東ロンドンの雄が、即戦力DFを釣り上げた。

 現地時間8月26日にレスターからイングランド代表DFのベン・チルウェルを、翌27日にニースからU-21フランス代表DFマラング・サールを獲得したと発表していたチェルシーは、28日にパリ・サンジェルマンと契約満了を迎えていたブラジル代表DFチアゴ・シウバを獲得した。

 補強禁止処分を食らっていた昨夏と、そのペナルティーが解けた今冬も新戦力の獲得を見送ったチェルシーは、コロナ禍で欧州中のクラブが強化予算削減を余儀なくされる中で積極果敢な補強を敢行。すでにハキム・ジイェフ(←アヤックス)とティモ・ヴェルナー(←RBライプツィヒ)の獲得を成功させていた。

 そして、新たに迎え入れたのは、まさに欲していた人材である。
 
 T・シウバは、言わずと知れた名手だ。ミランでスクデットを獲得し、12年に加入したパリSGでも、守備の要として君臨した35歳のCBは、先のチャンピオンズ・リーグ決勝でも衰えを感じさせないパフォーマンスを見せたのは記憶に新しい。

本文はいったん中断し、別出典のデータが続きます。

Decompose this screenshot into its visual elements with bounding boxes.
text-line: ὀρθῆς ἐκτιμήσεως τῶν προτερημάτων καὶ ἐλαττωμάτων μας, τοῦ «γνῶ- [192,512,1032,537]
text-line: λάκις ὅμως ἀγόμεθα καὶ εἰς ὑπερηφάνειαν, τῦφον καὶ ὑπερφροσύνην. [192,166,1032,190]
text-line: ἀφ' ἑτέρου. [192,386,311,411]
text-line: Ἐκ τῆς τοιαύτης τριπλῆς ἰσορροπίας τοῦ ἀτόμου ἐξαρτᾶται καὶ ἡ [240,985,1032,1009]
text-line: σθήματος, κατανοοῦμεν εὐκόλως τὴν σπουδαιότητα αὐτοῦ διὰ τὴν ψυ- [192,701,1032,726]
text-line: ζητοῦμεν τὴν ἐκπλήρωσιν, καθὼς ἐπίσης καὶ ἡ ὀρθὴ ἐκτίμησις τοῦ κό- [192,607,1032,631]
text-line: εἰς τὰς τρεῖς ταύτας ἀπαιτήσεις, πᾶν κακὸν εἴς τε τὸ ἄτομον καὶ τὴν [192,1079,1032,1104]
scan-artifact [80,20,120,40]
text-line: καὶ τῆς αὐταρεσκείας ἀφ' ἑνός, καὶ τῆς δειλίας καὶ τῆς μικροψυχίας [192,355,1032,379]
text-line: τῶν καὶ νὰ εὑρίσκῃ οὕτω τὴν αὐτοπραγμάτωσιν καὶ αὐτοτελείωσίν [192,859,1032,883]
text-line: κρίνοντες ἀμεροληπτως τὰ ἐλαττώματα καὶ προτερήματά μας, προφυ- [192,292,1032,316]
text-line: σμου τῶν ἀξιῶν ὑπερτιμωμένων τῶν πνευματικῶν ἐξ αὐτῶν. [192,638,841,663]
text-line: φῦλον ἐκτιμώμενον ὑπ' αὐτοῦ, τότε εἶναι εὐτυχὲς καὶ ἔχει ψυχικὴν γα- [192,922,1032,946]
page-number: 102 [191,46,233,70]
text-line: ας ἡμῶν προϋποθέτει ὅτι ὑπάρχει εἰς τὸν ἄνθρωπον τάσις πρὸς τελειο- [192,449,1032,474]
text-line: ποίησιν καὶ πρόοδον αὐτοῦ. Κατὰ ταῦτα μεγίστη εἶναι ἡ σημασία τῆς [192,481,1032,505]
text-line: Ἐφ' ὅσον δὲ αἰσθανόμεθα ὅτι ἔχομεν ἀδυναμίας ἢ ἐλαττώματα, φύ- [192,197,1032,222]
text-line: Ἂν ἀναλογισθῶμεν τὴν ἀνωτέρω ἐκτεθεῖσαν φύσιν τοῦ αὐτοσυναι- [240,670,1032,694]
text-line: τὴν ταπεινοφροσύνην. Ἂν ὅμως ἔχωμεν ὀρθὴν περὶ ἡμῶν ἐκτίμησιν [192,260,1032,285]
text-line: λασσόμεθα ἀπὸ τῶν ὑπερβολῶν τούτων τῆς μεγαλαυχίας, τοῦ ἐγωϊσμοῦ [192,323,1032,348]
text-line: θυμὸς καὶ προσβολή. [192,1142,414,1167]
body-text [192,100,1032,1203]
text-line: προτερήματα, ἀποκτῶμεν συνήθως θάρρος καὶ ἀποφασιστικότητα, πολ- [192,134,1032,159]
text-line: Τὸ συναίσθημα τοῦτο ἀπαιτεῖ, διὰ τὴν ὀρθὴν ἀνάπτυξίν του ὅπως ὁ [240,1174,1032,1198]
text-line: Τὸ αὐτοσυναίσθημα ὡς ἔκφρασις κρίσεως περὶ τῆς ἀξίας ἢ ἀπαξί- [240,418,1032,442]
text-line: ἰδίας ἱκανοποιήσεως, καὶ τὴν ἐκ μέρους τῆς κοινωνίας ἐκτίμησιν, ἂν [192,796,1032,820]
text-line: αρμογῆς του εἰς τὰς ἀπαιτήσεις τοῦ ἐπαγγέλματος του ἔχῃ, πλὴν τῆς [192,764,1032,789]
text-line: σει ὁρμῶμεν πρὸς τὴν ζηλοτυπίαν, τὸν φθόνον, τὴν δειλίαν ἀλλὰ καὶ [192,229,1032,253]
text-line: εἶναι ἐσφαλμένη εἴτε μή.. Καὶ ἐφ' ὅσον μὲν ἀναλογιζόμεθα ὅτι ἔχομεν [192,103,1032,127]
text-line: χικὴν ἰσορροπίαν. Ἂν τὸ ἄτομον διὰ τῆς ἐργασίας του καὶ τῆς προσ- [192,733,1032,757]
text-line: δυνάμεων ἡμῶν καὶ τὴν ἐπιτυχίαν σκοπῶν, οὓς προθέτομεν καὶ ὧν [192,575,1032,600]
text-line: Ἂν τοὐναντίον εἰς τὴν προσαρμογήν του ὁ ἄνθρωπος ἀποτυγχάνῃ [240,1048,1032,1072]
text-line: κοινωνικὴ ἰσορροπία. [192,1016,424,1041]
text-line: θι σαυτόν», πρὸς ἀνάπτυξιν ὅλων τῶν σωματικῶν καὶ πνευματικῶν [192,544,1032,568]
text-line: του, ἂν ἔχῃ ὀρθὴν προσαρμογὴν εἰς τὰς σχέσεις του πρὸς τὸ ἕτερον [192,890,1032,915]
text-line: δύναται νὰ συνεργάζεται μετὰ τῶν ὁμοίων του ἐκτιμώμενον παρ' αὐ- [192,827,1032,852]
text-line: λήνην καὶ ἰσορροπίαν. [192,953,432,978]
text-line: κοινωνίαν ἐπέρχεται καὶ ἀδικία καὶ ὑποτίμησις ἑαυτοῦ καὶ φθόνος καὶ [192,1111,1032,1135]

チェルシーにとっては、時に右SBのセサル・アスピリクエタも起用せざるを得なかったCB陣に厚みをもたらす存在になり得る。

 さらにチェルシーは、トップターゲットとして、長らく水面下で綿密な交渉を続けてきたレバークーゼンのカイ・ハベルツとも8000万ユーロ(約100億円)+ボーナスで合意寸前と見られている。このドイツの超逸材MFも加われば、3シーズンぶりのプレミアリーグも狙えるだけのスカッドが揃うことになりそうだ。